Canadian video game developer, venture capitalist, businessman and entrepreneur

Paul Lee is a Canadian video game developer, venture capitalist, businessman, and entrepreneur. He is the former President of Electronic Arts, a video game and interactive software company.

==Early life and education==
Lee is of Chinese heritage and was born and raised in Vancouver. He received an undergraduate degree from the University of British Columbia, with a Bachelor of Commerce with Honours.

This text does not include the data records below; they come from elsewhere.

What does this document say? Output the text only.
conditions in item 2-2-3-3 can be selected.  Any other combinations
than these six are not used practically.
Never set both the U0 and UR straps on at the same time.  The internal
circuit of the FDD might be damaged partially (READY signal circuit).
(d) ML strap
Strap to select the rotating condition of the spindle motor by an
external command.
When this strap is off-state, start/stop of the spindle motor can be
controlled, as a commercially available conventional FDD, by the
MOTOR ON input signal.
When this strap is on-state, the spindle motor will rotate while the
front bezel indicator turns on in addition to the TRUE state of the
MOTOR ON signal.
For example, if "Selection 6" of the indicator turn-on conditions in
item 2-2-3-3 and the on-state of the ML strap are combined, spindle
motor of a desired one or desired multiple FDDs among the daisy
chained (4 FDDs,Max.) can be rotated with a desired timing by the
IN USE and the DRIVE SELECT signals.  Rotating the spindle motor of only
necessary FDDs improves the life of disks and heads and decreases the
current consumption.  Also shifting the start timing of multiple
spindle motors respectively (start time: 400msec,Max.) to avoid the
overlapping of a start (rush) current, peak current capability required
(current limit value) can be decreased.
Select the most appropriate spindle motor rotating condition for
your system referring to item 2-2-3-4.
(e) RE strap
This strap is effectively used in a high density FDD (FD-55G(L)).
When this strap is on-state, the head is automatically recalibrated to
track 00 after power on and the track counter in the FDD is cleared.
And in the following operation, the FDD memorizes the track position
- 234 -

Lee was one of six students selected to enter the prestigious Portfolio Management Fund program at the UBC Sauder School of Business, where he was a Leslie Wong Fellow.

Before his career as a game developer took off, Lee worked as an investment manager at Chrysler Canada, managing its pension fund, corporate cash, and health and welfare trust. During his school days, Lee also worked at his father’s Vancouver restaurant, Dragon Inn, and at Save on Foods.

==Career==
He joined Electronic Arts in 1991 and became an executive when it acquired Distinctive Software, a leading independent video game developer where he was part owner. He served as the President of Worldwide Studios at EA from 2005 to 2007, overseeing product development in 14 studios, managing 6,000 employees, and handling $1 billion in annual capital.

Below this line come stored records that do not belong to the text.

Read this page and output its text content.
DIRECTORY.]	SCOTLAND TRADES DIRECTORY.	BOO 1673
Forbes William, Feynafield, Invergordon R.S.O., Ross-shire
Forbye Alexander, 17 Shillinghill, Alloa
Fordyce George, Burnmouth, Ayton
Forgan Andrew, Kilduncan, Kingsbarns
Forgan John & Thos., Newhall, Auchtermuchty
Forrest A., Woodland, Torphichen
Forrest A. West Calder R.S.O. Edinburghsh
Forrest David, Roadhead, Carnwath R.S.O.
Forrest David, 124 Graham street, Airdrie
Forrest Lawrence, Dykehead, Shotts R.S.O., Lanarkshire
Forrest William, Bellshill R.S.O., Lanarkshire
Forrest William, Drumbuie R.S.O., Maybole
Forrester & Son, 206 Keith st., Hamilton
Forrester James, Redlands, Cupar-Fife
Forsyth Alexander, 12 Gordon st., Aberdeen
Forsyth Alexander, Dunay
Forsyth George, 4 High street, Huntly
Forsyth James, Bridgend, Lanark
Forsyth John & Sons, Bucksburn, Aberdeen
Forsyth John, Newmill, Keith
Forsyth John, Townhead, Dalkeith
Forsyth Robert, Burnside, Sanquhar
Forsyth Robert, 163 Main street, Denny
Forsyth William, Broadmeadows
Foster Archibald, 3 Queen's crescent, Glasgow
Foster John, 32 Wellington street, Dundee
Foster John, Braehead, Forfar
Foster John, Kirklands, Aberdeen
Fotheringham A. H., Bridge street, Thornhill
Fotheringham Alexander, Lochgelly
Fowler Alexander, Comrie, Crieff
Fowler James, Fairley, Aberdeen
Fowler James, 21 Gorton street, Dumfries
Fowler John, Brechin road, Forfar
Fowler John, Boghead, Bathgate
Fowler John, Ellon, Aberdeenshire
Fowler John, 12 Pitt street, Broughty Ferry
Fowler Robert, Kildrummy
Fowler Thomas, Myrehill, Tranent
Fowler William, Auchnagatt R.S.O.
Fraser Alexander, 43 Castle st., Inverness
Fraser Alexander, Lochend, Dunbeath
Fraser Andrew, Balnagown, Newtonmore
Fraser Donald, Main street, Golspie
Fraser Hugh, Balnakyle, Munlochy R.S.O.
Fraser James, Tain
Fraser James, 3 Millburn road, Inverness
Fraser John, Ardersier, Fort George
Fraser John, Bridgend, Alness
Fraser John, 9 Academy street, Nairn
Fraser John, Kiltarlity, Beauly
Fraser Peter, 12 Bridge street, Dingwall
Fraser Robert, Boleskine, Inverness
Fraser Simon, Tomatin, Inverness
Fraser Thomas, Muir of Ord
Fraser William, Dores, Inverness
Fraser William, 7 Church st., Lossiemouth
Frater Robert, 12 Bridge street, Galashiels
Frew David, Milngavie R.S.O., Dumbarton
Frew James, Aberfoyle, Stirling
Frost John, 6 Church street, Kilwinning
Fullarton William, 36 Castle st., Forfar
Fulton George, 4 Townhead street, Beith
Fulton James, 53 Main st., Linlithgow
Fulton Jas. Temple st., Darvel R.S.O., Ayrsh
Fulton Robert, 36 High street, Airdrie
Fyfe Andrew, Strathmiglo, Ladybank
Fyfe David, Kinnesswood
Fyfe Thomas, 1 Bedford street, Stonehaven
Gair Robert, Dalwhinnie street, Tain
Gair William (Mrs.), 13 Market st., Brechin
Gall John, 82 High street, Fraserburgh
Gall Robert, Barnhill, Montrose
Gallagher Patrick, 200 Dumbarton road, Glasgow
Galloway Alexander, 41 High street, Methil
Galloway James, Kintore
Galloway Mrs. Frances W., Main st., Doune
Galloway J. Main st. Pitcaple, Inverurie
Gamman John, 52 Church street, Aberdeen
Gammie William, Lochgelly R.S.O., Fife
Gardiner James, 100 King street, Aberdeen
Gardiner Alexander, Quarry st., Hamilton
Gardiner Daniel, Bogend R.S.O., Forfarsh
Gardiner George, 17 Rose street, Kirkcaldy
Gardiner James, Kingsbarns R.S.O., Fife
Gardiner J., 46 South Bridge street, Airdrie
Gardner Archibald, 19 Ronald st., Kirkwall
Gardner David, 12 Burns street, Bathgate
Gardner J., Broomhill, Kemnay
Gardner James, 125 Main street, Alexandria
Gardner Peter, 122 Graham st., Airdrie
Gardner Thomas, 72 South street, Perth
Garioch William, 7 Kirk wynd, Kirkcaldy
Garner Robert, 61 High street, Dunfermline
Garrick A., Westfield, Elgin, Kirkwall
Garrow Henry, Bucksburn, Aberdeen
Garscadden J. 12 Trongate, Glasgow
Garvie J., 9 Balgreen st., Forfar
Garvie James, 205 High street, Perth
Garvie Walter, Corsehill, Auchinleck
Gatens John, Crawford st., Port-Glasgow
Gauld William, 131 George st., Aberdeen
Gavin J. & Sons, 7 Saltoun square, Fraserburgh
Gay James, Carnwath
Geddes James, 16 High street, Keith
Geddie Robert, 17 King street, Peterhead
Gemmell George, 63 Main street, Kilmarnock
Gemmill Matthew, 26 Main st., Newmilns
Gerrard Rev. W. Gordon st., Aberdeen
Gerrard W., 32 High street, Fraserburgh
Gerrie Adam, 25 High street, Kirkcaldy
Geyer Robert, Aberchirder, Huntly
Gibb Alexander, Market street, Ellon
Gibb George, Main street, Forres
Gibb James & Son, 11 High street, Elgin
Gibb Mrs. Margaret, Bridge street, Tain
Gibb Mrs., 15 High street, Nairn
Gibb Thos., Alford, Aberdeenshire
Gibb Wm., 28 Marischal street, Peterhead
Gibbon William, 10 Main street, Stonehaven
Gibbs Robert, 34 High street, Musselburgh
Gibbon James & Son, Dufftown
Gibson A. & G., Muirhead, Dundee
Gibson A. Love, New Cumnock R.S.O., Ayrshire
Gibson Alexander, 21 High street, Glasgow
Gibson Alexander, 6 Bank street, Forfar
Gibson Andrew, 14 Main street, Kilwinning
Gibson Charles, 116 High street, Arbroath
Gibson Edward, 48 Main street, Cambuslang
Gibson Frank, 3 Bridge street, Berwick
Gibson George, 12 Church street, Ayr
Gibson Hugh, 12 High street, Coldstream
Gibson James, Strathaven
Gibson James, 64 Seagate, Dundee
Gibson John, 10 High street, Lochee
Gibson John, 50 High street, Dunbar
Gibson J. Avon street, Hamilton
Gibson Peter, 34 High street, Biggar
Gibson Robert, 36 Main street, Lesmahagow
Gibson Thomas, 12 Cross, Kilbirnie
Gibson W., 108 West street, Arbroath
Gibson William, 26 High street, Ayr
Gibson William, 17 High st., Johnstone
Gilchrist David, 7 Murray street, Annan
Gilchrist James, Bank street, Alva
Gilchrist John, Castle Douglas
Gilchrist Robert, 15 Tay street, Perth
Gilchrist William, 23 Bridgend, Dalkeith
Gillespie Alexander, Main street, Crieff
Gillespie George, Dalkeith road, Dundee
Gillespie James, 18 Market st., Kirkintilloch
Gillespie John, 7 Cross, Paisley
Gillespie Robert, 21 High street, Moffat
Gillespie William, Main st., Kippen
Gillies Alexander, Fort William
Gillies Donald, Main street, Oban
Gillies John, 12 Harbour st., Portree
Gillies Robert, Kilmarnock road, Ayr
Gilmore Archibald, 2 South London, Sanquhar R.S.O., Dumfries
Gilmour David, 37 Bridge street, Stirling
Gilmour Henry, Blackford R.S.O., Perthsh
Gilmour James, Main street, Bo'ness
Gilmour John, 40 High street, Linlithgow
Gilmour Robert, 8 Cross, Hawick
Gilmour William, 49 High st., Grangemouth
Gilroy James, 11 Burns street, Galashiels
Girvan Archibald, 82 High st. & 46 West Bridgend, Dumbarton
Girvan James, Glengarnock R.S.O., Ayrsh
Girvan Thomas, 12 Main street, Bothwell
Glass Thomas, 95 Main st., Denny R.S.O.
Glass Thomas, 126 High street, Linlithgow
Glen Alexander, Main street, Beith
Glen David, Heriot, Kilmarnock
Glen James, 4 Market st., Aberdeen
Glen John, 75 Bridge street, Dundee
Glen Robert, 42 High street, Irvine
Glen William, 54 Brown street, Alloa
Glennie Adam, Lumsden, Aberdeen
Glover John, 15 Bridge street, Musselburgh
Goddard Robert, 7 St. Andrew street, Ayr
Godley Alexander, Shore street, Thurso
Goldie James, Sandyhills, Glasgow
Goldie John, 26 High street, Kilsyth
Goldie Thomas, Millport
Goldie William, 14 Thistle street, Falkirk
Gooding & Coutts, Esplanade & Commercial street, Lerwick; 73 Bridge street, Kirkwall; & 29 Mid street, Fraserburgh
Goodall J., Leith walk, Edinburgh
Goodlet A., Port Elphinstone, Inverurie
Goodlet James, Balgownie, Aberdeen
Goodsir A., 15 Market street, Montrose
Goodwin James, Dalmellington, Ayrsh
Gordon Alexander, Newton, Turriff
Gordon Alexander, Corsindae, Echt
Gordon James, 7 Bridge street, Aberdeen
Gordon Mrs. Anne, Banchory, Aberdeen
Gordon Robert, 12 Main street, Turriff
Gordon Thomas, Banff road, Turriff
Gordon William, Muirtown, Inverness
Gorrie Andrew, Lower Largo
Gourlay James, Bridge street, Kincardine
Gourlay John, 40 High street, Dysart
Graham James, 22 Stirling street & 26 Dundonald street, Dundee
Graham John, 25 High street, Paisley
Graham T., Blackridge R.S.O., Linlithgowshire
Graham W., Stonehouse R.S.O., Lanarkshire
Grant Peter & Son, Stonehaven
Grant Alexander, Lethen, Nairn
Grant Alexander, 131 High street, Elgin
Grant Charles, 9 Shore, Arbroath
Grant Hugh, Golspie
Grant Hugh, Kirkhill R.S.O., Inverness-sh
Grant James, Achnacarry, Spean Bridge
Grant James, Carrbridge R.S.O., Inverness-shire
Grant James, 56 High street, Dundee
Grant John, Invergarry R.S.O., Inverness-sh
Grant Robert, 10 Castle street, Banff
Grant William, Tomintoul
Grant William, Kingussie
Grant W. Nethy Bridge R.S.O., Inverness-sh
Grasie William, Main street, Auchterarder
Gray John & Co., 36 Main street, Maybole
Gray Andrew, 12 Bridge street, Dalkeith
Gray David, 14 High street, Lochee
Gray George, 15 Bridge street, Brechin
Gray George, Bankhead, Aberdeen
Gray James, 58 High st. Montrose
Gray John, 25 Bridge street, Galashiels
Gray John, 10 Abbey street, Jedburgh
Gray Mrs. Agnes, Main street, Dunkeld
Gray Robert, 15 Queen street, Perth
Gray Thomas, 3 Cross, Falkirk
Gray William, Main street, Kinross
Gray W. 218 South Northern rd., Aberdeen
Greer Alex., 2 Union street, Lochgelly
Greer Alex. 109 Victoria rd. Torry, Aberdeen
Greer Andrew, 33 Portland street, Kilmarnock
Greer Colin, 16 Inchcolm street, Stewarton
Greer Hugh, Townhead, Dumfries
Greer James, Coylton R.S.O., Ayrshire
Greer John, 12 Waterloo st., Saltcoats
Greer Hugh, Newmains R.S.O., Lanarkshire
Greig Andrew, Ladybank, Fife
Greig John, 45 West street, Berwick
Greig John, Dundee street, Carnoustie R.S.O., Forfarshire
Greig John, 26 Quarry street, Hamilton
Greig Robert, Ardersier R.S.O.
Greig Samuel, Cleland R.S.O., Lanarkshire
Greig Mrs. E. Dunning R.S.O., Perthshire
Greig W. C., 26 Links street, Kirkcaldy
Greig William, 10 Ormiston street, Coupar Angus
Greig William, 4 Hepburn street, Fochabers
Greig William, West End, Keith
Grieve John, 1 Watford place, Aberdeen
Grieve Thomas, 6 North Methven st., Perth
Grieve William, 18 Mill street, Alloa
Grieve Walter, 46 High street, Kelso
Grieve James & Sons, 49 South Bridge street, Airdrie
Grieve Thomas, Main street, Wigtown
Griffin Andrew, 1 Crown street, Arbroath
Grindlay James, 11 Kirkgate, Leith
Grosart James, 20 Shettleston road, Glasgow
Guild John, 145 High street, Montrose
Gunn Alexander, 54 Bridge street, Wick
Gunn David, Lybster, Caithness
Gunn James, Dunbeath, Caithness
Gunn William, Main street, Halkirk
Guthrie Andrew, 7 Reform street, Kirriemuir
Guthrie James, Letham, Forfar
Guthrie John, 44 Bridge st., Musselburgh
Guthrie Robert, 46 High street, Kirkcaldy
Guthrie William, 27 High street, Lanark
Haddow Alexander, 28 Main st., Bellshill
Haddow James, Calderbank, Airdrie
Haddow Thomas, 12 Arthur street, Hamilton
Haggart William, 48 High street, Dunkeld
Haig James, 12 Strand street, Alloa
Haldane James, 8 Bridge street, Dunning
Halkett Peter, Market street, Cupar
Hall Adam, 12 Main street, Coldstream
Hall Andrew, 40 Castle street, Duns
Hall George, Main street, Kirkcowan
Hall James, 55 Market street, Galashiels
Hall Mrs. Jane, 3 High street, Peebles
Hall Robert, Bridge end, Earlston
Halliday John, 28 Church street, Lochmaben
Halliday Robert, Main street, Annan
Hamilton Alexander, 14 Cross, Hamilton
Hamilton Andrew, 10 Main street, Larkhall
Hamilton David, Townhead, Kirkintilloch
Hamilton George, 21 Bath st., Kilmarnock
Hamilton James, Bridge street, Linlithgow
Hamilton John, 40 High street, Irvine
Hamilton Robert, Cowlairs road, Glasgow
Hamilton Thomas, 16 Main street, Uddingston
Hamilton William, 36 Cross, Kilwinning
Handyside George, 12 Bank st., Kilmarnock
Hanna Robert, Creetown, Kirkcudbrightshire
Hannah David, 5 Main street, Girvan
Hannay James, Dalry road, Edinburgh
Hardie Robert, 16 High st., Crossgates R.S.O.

He is the Founder and Managing Partner of Vanedge Capital, a venture capital firm in Vancouver. Established in 2010, the $137 million venture capital fund Vanedge backed Wurldtech, acquired by General Electric in 2014; Recon Instruments, acquired by Intel in 2015; Mediacore, acquired by Workday in 2015, Privacy Analytics, acquired by IMS Health in 2016. Other notable investments by Vanedge include Unity, SpaceX, OmniSci, Plotly, Echodyne, Vendasta, Planet, and Go-Jek.

Before Vanedge Capital and during his time at Electronic Arts, Lee was a notable angel investor in the technology scene in BC, with investments in companies such as ALI Technologies (acquired by McKesson), Blast Radius (acquired by WPP), Bycast (acquired by NetApps), Active State (acquired by Sophos), among others including DWave Systems.

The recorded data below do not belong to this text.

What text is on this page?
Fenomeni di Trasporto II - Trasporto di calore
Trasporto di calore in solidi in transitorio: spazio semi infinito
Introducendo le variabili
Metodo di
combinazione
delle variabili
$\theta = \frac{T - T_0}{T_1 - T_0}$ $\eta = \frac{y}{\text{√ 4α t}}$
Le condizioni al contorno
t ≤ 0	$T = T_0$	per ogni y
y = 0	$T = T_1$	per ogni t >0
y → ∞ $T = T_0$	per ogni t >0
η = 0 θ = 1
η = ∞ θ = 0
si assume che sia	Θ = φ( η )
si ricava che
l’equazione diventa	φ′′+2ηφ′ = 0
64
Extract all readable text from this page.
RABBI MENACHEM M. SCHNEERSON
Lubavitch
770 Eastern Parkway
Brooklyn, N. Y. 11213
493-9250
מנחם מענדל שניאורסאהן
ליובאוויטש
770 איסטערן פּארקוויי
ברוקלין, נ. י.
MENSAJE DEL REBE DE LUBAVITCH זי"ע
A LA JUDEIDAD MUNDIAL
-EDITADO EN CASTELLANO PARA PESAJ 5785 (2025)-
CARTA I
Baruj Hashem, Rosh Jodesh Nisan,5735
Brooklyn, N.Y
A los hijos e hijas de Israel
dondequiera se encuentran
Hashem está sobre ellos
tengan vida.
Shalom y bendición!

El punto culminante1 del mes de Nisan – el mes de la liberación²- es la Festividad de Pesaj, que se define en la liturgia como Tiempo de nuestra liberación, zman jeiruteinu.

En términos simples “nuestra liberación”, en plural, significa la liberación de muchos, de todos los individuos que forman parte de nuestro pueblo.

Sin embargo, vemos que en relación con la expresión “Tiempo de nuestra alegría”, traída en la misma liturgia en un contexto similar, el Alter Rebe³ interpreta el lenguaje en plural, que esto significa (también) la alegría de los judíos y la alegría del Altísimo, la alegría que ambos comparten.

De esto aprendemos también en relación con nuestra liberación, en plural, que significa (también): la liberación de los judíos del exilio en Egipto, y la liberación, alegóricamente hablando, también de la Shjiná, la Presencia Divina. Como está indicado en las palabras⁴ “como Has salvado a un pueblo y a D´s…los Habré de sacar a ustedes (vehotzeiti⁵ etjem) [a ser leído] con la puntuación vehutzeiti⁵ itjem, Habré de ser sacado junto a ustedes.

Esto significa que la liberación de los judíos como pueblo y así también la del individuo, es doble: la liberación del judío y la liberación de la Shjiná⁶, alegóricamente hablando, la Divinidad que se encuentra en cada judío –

Lee discussed the lack of venture capital support for startups in British Columbia and the reasons he decided to found a venture capital firm there in an interview with BC Business.

==Boards==
- Vancouver Board of Trade
- Chair of DigiBC
- Canada's representatives to Asia Pacific Economic Council's Business Advisory Council
- Dean's Advisory Council at the UBC Sauder School of Business
- Co-chair of Premier's Technology Council
- D-Wave Systems
- Premier's Jobs and Economic Investment Council

==Awards==
- Outstanding Young Alumnus Award from the University of British Columbia (1996)
- British Columbia Technology Industries Association Person of the Year Award in 2002.
- Golden Jubilee of Her Majesty Queen Elizabeth II (2003)
- Honorary Fellow of the University of British Columbia's Sauder School of Business.